It’s a well-known fact that data is the way of the future. In fact, data is often likened to being the new ‘black gold’ of the business world, but much like oil, it’s only valuable when it’s gathered and managed correctly.
Businesses that invest in their data systems and know how to leverage the data that’s available to them have a huge advantage over competitors who don’t.
A recent report by Validity Inc., The State of the CRM Data Management, revealed some interesting commonalities among respondents who reported ‘high’ to ‘very high’ confidence in their organisation’s data.
These 8% of respondents, or the ‘Elite 8’ as we like to call them, have greater confidence in their data, produce more accurate sales forecasts, and achieve higher lead-to-customer conversions.
Another thing this group shares is that they all follow the top three best practices when it comes to data management.
Here we explore how the Elite 8 get it done.
Elite 8 respondents were all fortunate to have the support of C-suite leaders in their data management projects, and it’s evident that this leadership buy-in was instrumental in their success. So how do you go about recruiting the C-suite to the cause?
If you’re looking to engage company leaders in a robust data management strategy, you’ll find the most compelling argument will be demonstrating how poor data quality can negatively impact the business.
To give one example, by not addressing the issue of duplicate records in your CRM, you risk annoying customers with double-up communications.
In addition to frustrating your customers, this will result in your emails being categorised as spam; damaging your company’s sender reputation and impeding the delivery of your communications, or if duplicate records are fulflled through the post or routed through a call centre, the costs of fulfilment become significant.
Poor data practices can also result in companies breaching the law and risking significant fines.

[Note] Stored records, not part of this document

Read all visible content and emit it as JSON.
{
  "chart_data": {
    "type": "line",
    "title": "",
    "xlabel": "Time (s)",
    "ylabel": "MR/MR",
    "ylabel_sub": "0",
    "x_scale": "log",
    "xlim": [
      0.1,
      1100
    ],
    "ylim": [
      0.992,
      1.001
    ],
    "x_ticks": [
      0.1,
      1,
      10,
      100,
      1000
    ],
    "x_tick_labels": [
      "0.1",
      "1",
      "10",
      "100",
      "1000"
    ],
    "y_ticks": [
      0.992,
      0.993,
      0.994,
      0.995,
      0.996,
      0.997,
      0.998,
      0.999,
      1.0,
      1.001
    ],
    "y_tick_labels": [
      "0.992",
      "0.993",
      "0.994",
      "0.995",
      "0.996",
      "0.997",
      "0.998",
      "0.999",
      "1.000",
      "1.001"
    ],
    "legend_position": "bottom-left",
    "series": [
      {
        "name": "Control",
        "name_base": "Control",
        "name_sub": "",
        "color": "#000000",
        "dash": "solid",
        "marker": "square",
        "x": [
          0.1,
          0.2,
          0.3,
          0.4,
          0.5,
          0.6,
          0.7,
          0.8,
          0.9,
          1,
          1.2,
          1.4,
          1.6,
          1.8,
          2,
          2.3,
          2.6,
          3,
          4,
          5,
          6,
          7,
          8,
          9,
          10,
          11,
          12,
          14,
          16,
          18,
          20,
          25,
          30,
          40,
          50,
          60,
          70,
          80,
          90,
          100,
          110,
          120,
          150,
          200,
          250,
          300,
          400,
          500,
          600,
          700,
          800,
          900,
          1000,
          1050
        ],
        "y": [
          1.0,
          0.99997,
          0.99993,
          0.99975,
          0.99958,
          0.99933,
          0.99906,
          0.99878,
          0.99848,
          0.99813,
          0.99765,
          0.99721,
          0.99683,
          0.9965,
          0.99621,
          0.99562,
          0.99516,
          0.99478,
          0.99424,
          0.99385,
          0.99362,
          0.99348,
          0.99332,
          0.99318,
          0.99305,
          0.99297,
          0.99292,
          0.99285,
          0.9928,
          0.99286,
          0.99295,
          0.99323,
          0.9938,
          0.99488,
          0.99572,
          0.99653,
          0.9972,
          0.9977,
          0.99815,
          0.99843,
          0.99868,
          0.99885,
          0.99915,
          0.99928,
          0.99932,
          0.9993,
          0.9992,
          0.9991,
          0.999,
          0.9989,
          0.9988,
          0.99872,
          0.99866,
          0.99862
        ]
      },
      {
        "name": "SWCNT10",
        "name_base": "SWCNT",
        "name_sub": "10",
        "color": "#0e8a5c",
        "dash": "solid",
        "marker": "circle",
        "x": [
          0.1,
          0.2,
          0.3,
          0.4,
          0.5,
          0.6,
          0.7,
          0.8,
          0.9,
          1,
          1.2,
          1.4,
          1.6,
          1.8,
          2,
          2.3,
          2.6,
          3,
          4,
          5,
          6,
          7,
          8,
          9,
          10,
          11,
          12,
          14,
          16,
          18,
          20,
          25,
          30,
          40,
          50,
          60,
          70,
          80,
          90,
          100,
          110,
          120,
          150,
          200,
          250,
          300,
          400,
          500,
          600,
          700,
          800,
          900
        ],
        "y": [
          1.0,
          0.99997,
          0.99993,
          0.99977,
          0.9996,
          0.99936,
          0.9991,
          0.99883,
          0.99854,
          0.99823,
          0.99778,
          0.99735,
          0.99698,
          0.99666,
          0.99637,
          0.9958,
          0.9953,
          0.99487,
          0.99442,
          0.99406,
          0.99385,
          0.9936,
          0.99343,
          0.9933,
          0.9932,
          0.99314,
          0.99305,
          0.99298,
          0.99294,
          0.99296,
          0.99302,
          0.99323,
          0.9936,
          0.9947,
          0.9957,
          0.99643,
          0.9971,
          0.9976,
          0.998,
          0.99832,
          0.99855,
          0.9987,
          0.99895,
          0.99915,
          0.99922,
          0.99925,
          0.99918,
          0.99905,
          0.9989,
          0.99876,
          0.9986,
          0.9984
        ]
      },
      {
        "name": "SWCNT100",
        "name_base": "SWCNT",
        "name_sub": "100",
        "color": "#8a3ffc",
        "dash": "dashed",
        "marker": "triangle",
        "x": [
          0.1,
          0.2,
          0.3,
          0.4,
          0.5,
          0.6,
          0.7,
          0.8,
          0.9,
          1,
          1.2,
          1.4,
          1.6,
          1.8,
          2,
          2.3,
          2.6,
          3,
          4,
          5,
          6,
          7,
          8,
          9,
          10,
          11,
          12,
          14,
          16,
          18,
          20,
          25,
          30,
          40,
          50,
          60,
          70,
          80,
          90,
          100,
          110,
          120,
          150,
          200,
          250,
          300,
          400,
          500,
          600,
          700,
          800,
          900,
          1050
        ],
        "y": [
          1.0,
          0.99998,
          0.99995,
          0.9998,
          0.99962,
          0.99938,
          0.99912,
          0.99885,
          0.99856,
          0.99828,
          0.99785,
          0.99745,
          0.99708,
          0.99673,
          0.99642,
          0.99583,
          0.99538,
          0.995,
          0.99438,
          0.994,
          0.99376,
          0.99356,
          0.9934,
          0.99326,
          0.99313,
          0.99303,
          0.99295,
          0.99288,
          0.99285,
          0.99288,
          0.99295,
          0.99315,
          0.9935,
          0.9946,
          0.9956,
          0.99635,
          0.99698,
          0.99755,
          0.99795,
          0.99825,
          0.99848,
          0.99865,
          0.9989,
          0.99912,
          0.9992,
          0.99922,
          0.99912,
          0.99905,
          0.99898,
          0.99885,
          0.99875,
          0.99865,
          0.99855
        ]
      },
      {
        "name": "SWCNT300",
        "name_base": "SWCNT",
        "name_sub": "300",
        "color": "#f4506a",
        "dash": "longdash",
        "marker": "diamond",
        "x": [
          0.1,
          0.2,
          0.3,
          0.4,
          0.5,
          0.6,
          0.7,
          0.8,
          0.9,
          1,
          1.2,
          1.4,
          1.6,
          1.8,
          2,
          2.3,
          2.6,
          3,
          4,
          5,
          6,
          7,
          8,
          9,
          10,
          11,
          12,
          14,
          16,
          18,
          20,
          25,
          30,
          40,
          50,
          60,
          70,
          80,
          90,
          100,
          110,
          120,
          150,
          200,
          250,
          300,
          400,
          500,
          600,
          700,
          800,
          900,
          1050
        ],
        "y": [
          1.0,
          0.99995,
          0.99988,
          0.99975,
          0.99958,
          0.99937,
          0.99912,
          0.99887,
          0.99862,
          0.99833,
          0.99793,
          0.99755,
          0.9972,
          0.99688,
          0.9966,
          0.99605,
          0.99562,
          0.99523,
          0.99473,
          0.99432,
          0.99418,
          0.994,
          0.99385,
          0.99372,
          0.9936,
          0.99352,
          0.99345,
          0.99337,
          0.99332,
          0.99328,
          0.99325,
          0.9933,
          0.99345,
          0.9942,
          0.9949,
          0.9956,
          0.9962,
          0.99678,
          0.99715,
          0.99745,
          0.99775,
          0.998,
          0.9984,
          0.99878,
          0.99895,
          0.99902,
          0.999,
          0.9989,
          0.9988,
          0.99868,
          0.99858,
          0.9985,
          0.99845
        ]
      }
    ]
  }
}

Remember, there’s nothing that will get the C-suite’s attention faster than highlighting a business or legal risk.
Data governance process
The second characteristic shared by the Elite 8 is an established data governance process that ensures the organisation’s data quality is addressed as an ongoing concern and managed continuously.
This approach demands a company-wide commitment, and not just the occasional clean-up in the hope that it will eliminate problems in the long run because experience tells us this doesn’t work.
Good data governance means that the pursuit of data management is an ongoing daily effort that is prioritised, respected, and executed across all departments.
Data processes should also be adapted in response to any changes that occur within the business that may impact its integrity. With leadership support for a company-wide data-governance process, data driven decisions can be made that benefit the whole business.
Cross-functional management team
Strong data governance also requires investment and accountability from representatives across all departments in the organisation — from sales, marketing, IT, and finance, to tech support and product development — or indeed any department that interacts with your CRM and contributes to the organisation’s data.
Creating a cross-functional management team for your data governance and management strategy is key to keeping the project informed and on-track.
By putting all these brains in the one room, you’ll gather intelligence from various perspectives on the life cycle of the data, how it is collected and managed, and identify business risks that may be speciifc to a particular business function and not been considered by others.
Not only that, there is a huge cost attached when only certain individuals and departments are a part of this process as important insights from other areas of the business will be overlooked.
These department stakeholders will also help to ensure that their teams uphold the integrity of the organisation’s data so that all departments can leverage it for their own, and the organisation’s, success.
Businesses have nothing to lose (except perhaps bad data) and everything to gain from getting their data management strategy right.
A cross-functional, company-wide approach to managing data will not only improve customer relationships and create more effective sales and marketing campaigns – it also leads to uncovering valuable insights with the potential to increase revenue and growth.